To set options when creating a snapshot, choose New Snapshot from the History panel menu, or Alt-click (Windows) or Option-click (Mac OS) the Create New Snapshot button.
To select a snapshot, click the name of the snapshot or drag the slider at the left of the snapshot up or down to a different snapshot.
To rename a snapshot, double-click the snapshot and enter a name.
To delete a snapshot, select the snapshot and either choose Delete from the panel menu, click the Delete icon , or drag the snapshot to the Delete icon.
Paint with a state or snapshot of an image
The History Brush tool lets you paint a copy of one image state or snapshot into the current image window. This tool makes a copy, or sample, of the image and then paints with it.
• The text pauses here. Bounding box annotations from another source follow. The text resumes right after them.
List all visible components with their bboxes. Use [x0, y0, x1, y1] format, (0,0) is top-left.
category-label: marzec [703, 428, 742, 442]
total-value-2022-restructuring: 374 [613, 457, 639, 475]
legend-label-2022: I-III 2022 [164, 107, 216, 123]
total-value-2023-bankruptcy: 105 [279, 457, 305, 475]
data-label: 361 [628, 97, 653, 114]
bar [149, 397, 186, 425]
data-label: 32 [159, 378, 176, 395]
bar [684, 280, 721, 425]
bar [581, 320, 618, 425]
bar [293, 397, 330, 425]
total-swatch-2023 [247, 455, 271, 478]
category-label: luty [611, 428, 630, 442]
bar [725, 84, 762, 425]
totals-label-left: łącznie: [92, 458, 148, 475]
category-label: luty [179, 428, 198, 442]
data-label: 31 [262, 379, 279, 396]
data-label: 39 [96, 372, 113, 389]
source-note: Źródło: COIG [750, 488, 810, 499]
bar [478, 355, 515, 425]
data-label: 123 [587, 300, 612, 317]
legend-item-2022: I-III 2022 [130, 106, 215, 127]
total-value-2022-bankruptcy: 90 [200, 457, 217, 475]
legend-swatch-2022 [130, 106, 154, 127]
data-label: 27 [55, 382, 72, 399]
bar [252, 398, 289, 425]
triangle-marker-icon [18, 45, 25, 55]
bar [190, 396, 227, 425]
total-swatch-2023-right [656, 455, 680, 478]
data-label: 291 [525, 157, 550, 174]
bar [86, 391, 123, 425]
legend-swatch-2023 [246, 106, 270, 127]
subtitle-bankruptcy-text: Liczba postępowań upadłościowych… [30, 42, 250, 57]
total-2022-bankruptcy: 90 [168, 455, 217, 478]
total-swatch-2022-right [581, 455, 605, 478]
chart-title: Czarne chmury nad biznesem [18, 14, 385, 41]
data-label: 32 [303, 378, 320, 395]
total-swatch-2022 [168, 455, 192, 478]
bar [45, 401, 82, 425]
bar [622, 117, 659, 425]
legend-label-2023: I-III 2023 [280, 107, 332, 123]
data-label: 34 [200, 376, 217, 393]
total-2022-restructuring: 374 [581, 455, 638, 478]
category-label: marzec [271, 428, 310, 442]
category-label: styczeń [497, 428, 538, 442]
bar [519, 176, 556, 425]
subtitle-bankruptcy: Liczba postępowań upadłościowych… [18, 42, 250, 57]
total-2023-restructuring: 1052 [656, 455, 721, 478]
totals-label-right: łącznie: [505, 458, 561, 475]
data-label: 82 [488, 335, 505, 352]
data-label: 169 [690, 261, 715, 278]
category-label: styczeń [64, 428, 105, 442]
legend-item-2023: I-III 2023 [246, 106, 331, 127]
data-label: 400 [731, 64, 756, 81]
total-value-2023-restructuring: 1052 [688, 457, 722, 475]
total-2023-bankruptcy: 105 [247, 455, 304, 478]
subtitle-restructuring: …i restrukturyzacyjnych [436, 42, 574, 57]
For example, you might make a snapshot of a change you made with a painting tool or filter (with the Full Document option selected when you create the snapshot). After undoing the change to the image, you could use the History Brush tool to apply the change selectively to areas of the image. Unless you select a merged snapshot, the History Brush tool paints from a layer in the selected state to the same layer in another state.
The History Brush tool copies from one state or snapshot to another, but only at the same location. In Photoshop, you can also paint with the Art History Brush tool to create special effects.